Biological meaning and functions of the identified DMR-DEGs

Recently, the effects of epigenetic changes in phenotypic changes including disease developments have been investigated extensively. However, the effects of mutations in epigenetic modifiers have not been well studied so far. To investigate how epigenetic changes are acquired, it is very important to investigate biological mechanisms that could cause epigenetic changes. In this context, we investigated the effects of mutations in DNA methylation modifier genes on the transcriptomic profiles in samples of mutated vs. non-mutated DNA methylation modifiers in the pan-cancer scale. We identified 54 DEGs affected by seven DNA methylation gene mutations in LAML patient samples and 61 DEGs in COAD patients. Gene expression levels of these genes increased (DEGs of LAML) or decreased (DEGs of COAD) without potential effects of TFs that could bind to the promoter regions of the genes.
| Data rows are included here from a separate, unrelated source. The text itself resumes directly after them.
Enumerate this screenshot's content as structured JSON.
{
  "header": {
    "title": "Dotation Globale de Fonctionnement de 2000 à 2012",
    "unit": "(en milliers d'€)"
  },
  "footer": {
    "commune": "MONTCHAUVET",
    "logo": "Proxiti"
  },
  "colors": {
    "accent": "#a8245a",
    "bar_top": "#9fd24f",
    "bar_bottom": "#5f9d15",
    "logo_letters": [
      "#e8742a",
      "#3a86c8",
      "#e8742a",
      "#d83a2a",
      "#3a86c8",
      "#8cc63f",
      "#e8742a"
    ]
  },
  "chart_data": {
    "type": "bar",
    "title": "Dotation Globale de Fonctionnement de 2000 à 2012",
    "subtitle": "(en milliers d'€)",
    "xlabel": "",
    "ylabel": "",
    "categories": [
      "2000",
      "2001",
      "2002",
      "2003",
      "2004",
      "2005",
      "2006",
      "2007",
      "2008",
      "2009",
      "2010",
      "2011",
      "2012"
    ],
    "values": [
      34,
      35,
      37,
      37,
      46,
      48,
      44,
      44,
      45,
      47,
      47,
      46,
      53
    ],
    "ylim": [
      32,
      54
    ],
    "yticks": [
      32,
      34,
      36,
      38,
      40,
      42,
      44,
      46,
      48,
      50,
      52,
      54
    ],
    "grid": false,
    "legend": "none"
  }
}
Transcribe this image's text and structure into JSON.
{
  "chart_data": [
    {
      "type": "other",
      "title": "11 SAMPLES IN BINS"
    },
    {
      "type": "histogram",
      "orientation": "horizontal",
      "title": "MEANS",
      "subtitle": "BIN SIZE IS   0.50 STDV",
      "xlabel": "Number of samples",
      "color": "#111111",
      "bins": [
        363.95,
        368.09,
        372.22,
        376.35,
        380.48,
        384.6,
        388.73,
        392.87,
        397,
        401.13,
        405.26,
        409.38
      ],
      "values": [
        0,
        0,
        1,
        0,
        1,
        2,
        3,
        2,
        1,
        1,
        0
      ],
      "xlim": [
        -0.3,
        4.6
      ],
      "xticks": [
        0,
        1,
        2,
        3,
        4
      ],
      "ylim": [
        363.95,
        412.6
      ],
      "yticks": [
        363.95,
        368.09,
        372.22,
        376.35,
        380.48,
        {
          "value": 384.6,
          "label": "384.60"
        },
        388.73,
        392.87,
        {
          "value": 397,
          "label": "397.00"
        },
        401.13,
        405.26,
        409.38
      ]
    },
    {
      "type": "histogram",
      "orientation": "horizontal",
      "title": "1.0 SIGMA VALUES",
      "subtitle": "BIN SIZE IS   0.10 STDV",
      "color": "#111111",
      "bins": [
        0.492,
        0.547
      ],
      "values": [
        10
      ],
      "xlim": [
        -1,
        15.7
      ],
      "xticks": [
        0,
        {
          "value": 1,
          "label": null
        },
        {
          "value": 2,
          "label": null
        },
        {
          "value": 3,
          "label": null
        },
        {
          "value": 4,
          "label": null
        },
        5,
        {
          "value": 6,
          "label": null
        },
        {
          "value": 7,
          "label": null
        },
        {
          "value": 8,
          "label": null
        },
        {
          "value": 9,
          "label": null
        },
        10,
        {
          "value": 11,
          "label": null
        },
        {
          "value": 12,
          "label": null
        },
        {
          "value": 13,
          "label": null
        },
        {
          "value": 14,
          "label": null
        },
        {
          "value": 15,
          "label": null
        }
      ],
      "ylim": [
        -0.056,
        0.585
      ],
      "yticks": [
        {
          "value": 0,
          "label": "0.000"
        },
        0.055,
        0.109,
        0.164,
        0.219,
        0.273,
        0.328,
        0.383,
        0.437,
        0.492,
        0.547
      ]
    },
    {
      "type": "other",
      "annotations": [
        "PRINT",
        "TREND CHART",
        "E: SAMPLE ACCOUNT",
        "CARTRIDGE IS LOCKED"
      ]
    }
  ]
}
In other words, differences in methylation status in the promoter regions of the genes could be the main reason why these genes were expressed differentially. 28 of 33 mutant samples in LAML had mutations in DNMT3A, and 34 of the 54 samples in COAD had mutations in TET2. Mutations in DNMT3A could result in hypomethylation in the promoter regions due to abnormal methyl transfer, resulting in increased gene expression. Mutations in TET2 could result in hypermethylation in the promoter regions of genes due to abnormalities in demethylation function. In the clusters of LAML, 10 of 54 DMR-DEGs, that has highest number of DMR, were known to be associated with LAML in the literature. 7 of the 10 genes were associated with abnormal methylation with LAML in the literature. In case of COAD, 8 of 45 DMR-DEGs were associated with COAD and 4 genes among the 8 genes were associated with abnormal methylation in COAD in the literature. In this study, we reported that these genes are likely to be related to the development of cancer due to changes in DNA methylation. However, functional impact and biological interpretation of our findings are yet to be confirmed although we provided GO term enrichment analysis and related papers in the literature. As we have more samples available, our approach could contribute to elucidating testable hypotheses on the roles of mutations in DNA methylation modifiers.